Kurtuluş Partili Hukukçular, Partimizin Halkımızla kucaklaşmasına engel olmak isteyen AKP’giller’in emir eri haline gelmiş Yargıtay Cumhuriyet Başsavcılığı Siyasi Partiler Bürosuna karşı canhıraş hukuk mücadelesine bugün de devam ettiler
Bilindiği üzere Yüksek Seçim Kurulu, almış olduğu kararlarla Halkın Kurtuluş Partisi’nin Seçimlere girme yeterliliğine sahip olmadığı iddiasındadır. Bu kararının dayanağı da Yargıtay Cumhuriyet Başsavcılığı Siyasi Partiler Bürosundan gelen bilgiler doğrultusundadır. Ancak sözü edilen kurum, ne kanunlarda ne yerleşik uygulamalarında yer almayan gerekçeler yaratarak hukuka takla attırmakta, siyasi, keyfi uygulamalar yapmaktadır.
Oysaki Partimiz Kanunda aranan tüm şartları taşımaktadır;
1- Tüm Türkiye’de 58 ilde ve bu illerin ilçelerinin üçte birinde örgütlenmesini Seçimlerden 6 ay önce tamamlamış,
2- Büyük Genel Kurulunu zamanında, birden fazla kez gerçekleştirmiştir.
Ancak aranan sadece bu iki şart olmasına rağmen Yargıtay Siyasi Partiler Bürosu, kanunkoyucu yerine geçerek yeni koşullar ihdas etmekte, il ve ilçe kongrelerinin yapılması gereği şartı uydurmaktadır.
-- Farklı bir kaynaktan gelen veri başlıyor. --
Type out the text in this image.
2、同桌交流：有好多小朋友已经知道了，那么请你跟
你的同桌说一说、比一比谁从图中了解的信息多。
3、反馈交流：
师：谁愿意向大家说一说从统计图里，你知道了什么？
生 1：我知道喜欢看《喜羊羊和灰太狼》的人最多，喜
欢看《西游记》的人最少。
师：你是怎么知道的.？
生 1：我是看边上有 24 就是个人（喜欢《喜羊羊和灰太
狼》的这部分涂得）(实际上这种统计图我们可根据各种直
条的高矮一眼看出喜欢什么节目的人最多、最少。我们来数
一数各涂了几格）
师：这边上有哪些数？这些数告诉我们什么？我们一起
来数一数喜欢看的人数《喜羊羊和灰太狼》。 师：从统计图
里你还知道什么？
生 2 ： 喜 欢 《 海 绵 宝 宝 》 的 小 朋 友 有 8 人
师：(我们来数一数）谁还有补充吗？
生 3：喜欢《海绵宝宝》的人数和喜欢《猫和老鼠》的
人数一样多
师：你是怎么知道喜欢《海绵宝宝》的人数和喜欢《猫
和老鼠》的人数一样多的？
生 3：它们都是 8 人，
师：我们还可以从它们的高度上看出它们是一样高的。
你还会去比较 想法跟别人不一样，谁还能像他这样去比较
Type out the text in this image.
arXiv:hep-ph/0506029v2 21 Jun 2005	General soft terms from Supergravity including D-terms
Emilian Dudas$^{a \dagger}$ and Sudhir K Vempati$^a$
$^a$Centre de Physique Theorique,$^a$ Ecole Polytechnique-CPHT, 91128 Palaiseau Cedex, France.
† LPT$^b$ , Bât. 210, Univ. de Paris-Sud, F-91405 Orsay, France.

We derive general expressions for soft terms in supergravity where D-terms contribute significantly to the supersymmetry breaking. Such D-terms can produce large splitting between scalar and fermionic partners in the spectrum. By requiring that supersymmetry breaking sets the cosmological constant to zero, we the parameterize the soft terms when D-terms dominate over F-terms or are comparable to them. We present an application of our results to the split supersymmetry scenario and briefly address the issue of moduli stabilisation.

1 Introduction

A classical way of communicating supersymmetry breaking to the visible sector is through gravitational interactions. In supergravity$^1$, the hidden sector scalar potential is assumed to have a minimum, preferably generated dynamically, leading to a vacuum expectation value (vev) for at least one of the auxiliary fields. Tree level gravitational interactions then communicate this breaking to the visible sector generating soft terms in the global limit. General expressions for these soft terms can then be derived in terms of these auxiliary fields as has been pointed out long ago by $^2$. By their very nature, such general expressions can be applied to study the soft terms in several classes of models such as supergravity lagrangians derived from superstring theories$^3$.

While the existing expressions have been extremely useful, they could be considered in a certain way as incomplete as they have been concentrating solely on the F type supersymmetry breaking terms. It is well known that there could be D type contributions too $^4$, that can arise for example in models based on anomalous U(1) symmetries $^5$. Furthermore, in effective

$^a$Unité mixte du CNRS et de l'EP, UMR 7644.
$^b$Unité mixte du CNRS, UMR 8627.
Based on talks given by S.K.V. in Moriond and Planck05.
Devamında da yeni kurulmakta olan il ve ilçe örgütlerimizin kuruluşunu, yine yasada aranmayan şartlar uydurarak kabul etmemektedir.
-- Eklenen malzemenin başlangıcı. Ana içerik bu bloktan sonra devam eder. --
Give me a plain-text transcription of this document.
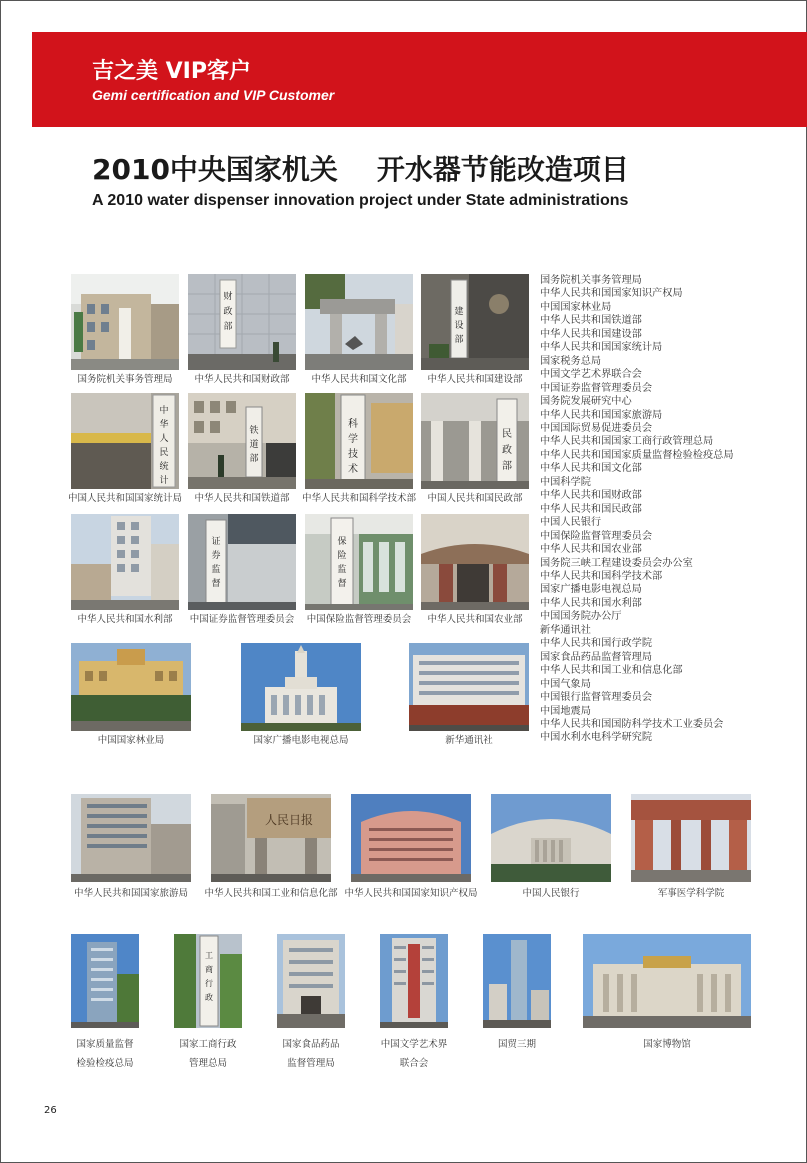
吉之美 VIP客户
Gemi certification and VIP Customer
2010中央国家机关    开水器节能改造项目
A 2010 water dispenser innovation project under State administrations
国务院机关事务管理局
财
政
部
中华人民共和国财政部	中华人民共和国文化部
建
设
部
中华人民共和国建设部
中
华
人
民
统
计
中国人民共和国国家统计局
铁
道
部
中华人民共和国铁道部
科
学
技
术
中华人民共和国科学技术部
民
政
部
中国人民共和国民政部
中华人民共和国水利部
证
券
监
督
中国证券监督管理委员会
保
险
监
督
中国保险监督管理委员会	中华人民共和国农业部
中国国家林业局	国家广播电影电视总局	新华通讯社
国务院机关事务管理局
中华人民共和国国家知识产权局
中国国家林业局
中华人民共和国铁道部
中华人民共和国建设部
中华人民共和国国家统计局
国家税务总局
中国文学艺术界联合会
中国证券监督管理委员会
国务院发展研究中心
中华人民共和国国家旅游局
中国国际贸易促进委员会
中华人民共和国国家工商行政管理总局
中华人民共和国国家质量监督检验检疫总局
中华人民共和国文化部
中国科学院
中华人民共和国财政部
中华人民共和国民政部
中国人民银行
中国保险监督管理委员会
中华人民共和国农业部
国务院三峡工程建设委员会办公室
中华人民共和国科学技术部
国家广播电影电视总局
中华人民共和国水利部
中国国务院办公厅
新华通讯社
中华人民共和国行政学院
国家食品药品监督管理局
中华人民共和国工业和信息化部
中国气象局
中国银行监督管理委员会
中国地震局
中华人民共和国国防科学技术工业委员会
中国水利水电科学研究院
中华人民共和国国家旅游局
人民日报
中华人民共和国工业和信息化部 中华人民共和国国家知识产权局	中国人民银行	军事医学科学院
国家质量监督
检验检疫总局
工
商
行
政
国家工商行政
管理总局
国家食品药品
监督管理局
中国文学艺术界
联合会
国贸三期	国家博物馆
26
İşte Yargıtay Siyasi Partiler Bürosunun bu koşul ve gerçeğe aykırı tespiti doğrultusunda Yüksek seçim Kurulu da bizi Seçimlere katılacak partiler arasında saymamaktadır.
En son 19 Nisan 2018 tarihinde kendisinde olmayan kanun yaratma kanunsuzluğuyla bu tespiti yapmış olup Seçimlere girmemize engel olmuştur.
Kurtuluş Partili Hukukçular bugün, Yargıtayın bu keyfi, siyasi kararına karşı İdari Yargı yoluna başvurarak söz konusu kararın iptali ve ivedilikle incelenerek derhal Yürütmeyi Durdurma kararı verilmesi talebiyle dava açtılar.
Yine Yargıtaya karşı yasada aranan şartlara uygun olarak kurulan il ve ilçe örgütlerimizin tescil işleminin yapılmaması kararına karşı açılan davada, Mahkemece lehimize yürütmeyi durdurma kararı verilmişti, seçim kararı alınmadan önce. Ancak Yargıtay SPB bu karara itiraz etmiş ve yine keyfi bir şekilde uygulamamıştı. Sözü edilen bu Yürütmeyi Durdurma kararını uygulamayan ve itiraz eden Yargıtay SPB’nun bu itirazı da reddedilerek Yürütmeyi Durdurma kararı kesinleşti. Dolayısıyla kurulan teşkilatlarımızı kabul etmesi ve YSK’ye bilgi vererek zaten yıllardır taşıdığımız şartların sonucunda daha önce katıldığımız biri Yerel ikisi Genel Seçim kararları olduğu da gözlerine batırılarak YSK’ye doğru bilgi vermesi ve akabinde Seçimlere katılmamıza karar verilmesi talebiyle başvuruldu.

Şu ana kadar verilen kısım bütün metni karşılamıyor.